The production car would most likely use the MSB flexible architecture of Bentley’s Volkswagen Group parent. The MSB architecture is designed for cars of all formats positioned above the Audi range in the VW Group, and has been described as being "the best you can get" by Frech. It will have a wheelbase that is approximately 100-120mm shorter than that of the Continental GT, and the car is said to be more driver focussed than the larger car.
Bentley has revealed that the concept is powered by a hybrid powertrain but hasn’t given any details. Production versions are likely to be powered by a reconfigured version of the 500bhp Audi-sourced twin-turbo 4.0-litre V8 used in other Bentleys. However, higher-powered, different-engined versions would be likely to ensure that the car could match or eclipse the 200mph top speed of some of its saloon siblings.
The car has been packaged to accommodate both a standard V8 and a plug-in hybrid. "And if there is a really powerful V6, why not on such a car?" said Frech.
The battery weight means that a production version of a plug-in hybrid would weigh around 2000kg.
In Geneva, Bentley confirmed: “Performance goals, including top speed, are set to challenge competitors and define a new segment benchmark.”
Manufacturers are increasingly aware that new models that stretch their core offering need to be grounded in history to appeal to buyers who want cars to have an authenticity about them. Rolls-Royce, for instance, is highlighting its history in off-road adventures in the build-up to the launch of its 4x4.
Overall, the design of the EXP 10 Speed 6 is influenced by the aerodynamic shapes of aircraft fuselage and wings, says Bentley. The short front overhang, long bonnet, low grille and wide rear are designed to convey the car’s performance potential.
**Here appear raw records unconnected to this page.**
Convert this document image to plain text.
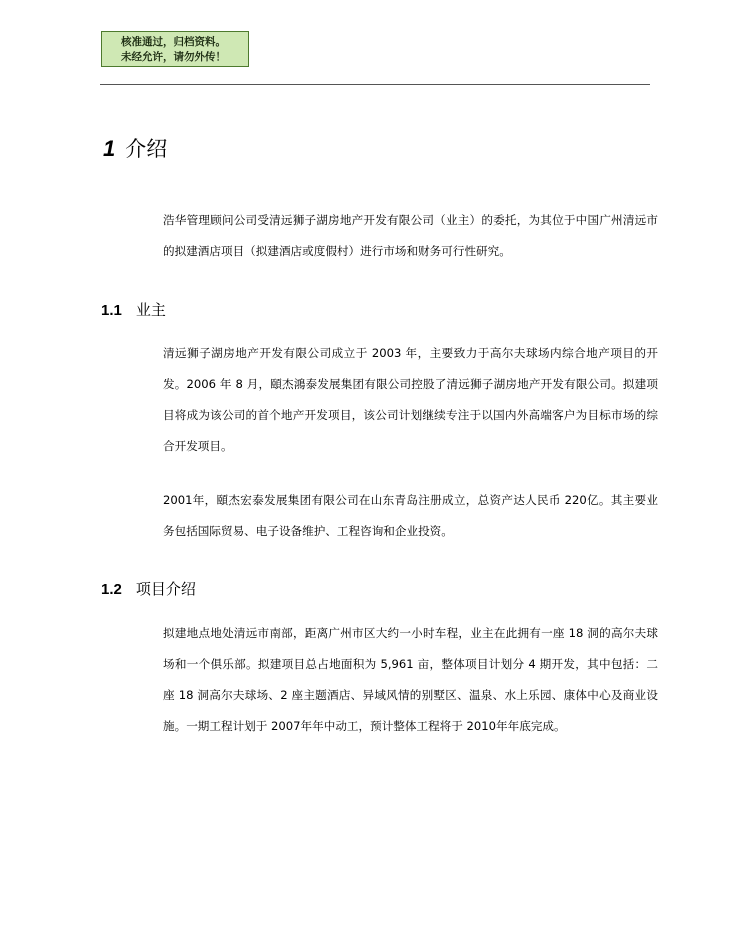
核准通过，归档资料。
未经允许，请勿外传！
1 介绍
浩华管理顾问公司受清远狮子湖房地产开发有限公司（业主）的委托，为其位于中国广州清远市的拟建酒店项目（拟建酒店或度假村）进行市场和财务可行性研究。
1.1 业主
清远狮子湖房地产开发有限公司成立于 2003 年，主要致力于高尔夫球场内综合地产项目的开发。2006 年 8 月，頤杰鴻泰发展集团有限公司控股了清远狮子湖房地产开发有限公司。拟建项目将成为该公司的首个地产开发项目，该公司计划继续专注于以国内外高端客户为目标市场的综合开发项目。
2001年，頤杰宏泰发展集团有限公司在山东青岛注册成立，总资产达人民币 220亿。其主要业务包括国际贸易、电子设备维护、工程咨询和企业投资。
1.2 项目介绍
拟建地点地处清远市南部，距离广州市区大约一小时车程，业主在此拥有一座 18 洞的高尔夫球场和一个俱乐部。拟建项目总占地面积为 5,961 亩，整体项目计划分 4 期开发，其中包括：二座 18 洞高尔夫球场、2 座主题酒店、异域风情的别墅区、温泉、水上乐园、康体中心及商业设施。一期工程计划于 2007年年中动工，预计整体工程将于 2010年年底完成。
Notably, the EXP 10 Speed 6 is also being used to test the reaction to themes that reassess many traditional Bentley elements. The styling includes a new interpretation of the classic Bentley front grille and headlight arrangement.
The concept also showcases new production techniques, such as 3D metal printing, apparent in areas such as the grille mesh, exhausts, door handles and side vents.
The front grille mesh, for instance, is manufactured with varying depths for a more three-dimensional look than that of the current traditional mesh, which is made from a flat plane of latticework. Likewise, the headlight glass is textured to imitate the look of the quilted leather inside the car. In part, the concept is testing customer reaction to the idea of using machined parts as well as handcrafted ones.
Similar techniques are showcased inside the car, most strikingly on the wooden section on the doors. These feature a quilted pattern that is milled directly onto the cherry wood section, with each diamond shape finished with a copper centre. Bentley has also said that 3D printing is likely to be used to produce some of the high-quality components and controls in the cabin.
A 12.0in curved touchscreen also highlights a potential future integration of technology in Bentleys, as well as a proposed new dashboard layout.